Landing the role of Emma Carew in Jekyll and Hyde during her high school sophomore year was pivotal. "I developed an unyielding passion for it," she says. The "it" was musical theater. The following summer, Kruse traveled to Carnegie Mellon for a pre-college intensive course, discovering a personal affinity for the program's Stanislavski-based method.
When it came time for college, Kruse wanted to land on one coast or the other. Instead, she wound up at Indiana University in Bloomington, Indiana. An actor knows how to play any scene, and Kruse makes the best of this one, saying, "I got a well-rounded education and it made me a much smarter, more well-rounded actress." Unlike a BFA Musical Theater program, where students take only degree-specific courses, Indiana's BA program meant that astronomy, science, and "Finite Mathematics" classes (Kruse's least favorite) were also on her transcript.
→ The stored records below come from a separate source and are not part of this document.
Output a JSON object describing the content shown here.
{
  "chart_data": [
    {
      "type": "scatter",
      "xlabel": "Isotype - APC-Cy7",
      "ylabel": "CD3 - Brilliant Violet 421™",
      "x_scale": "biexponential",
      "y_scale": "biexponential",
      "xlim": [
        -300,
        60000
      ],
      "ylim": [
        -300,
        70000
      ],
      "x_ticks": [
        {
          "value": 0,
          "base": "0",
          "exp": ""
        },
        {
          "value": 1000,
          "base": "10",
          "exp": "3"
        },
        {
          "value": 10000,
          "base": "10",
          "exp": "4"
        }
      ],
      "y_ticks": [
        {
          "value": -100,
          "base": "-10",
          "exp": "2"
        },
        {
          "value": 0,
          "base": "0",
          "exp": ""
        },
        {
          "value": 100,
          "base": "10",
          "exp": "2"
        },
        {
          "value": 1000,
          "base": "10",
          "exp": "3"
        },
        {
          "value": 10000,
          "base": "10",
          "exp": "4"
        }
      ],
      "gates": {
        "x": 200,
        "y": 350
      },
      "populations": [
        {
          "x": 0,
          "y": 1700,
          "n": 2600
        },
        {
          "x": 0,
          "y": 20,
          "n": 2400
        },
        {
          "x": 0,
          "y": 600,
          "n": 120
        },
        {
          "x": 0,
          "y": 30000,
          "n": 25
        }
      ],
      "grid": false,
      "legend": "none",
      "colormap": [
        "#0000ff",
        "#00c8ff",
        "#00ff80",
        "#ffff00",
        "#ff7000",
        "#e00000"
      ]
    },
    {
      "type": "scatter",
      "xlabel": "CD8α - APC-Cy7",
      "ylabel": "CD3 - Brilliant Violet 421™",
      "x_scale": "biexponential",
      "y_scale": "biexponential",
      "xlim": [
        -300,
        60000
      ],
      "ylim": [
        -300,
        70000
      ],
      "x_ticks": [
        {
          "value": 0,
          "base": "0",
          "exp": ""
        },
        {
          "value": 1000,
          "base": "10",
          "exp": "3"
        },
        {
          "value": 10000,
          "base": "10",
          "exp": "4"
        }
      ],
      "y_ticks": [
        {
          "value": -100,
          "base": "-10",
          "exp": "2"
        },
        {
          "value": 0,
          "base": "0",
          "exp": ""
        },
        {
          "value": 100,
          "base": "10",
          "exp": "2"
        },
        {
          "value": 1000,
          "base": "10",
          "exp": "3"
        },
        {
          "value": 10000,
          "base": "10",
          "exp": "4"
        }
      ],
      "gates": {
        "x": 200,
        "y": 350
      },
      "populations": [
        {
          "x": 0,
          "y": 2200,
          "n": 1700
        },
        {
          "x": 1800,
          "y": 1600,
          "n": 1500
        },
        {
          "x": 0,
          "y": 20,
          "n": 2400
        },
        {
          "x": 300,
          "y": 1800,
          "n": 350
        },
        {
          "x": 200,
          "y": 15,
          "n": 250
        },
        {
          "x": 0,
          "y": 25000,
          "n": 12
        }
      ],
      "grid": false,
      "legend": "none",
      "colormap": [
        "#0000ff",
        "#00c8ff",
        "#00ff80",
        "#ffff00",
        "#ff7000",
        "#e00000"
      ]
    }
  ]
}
Added to the stress of classes that left her flat, auditions left her out. "I was called back and called back, but I wasn't cast on the main stage," she says, "I was always told I was too tall." At 5'11", Kruse is tall, but the real blow of the feedback wasn't to her career (she knew lots of actors were equally tall,) the damage was to her long-ago determination. "I emerged from school not very confident," she admits.
That is why her latest success, appearing as Cinderella in Diablo Theatre Company's Into the Woods, is sweet victory. "The audition was so calm," she says. "I felt safe to do my best work." It helped that she had played the same part years ago, and even had worked with Ryan Weible, the show's director.
Kruse speaks enthusiastically about the imaginative approach Weible has taken with the musical. The production, based on a book by Bruno Bettelheim, weaves familiar Grimm fairy tales into new patterns. "It's set in an orphanage," she says, "and you really see how children survive difficult circumstances by grabbing onto these stories."
Building an acting career requires a similar tenacity. Kruse relies on a matter-of-fact philosophy for surviving auditions: "It's important to learn early on that things are just out of your hands: it's totally out of your control." She's a marketing intern for Teatro ZinZanni in San Francisco, giving her a financial base and increasing her value to potential employers within the field. And her well-rounded California upbringing is still at play: she will spend the summer months abroad, in a work-exchange position with World Wide Opportunities on Organic Farms.
When Into the Woods closes at the end of June, Kruse plans to study videos from the production. "I'll be looking at where I've improved and what I need to work on," she says. Her determination, temporarily shaken, has returned.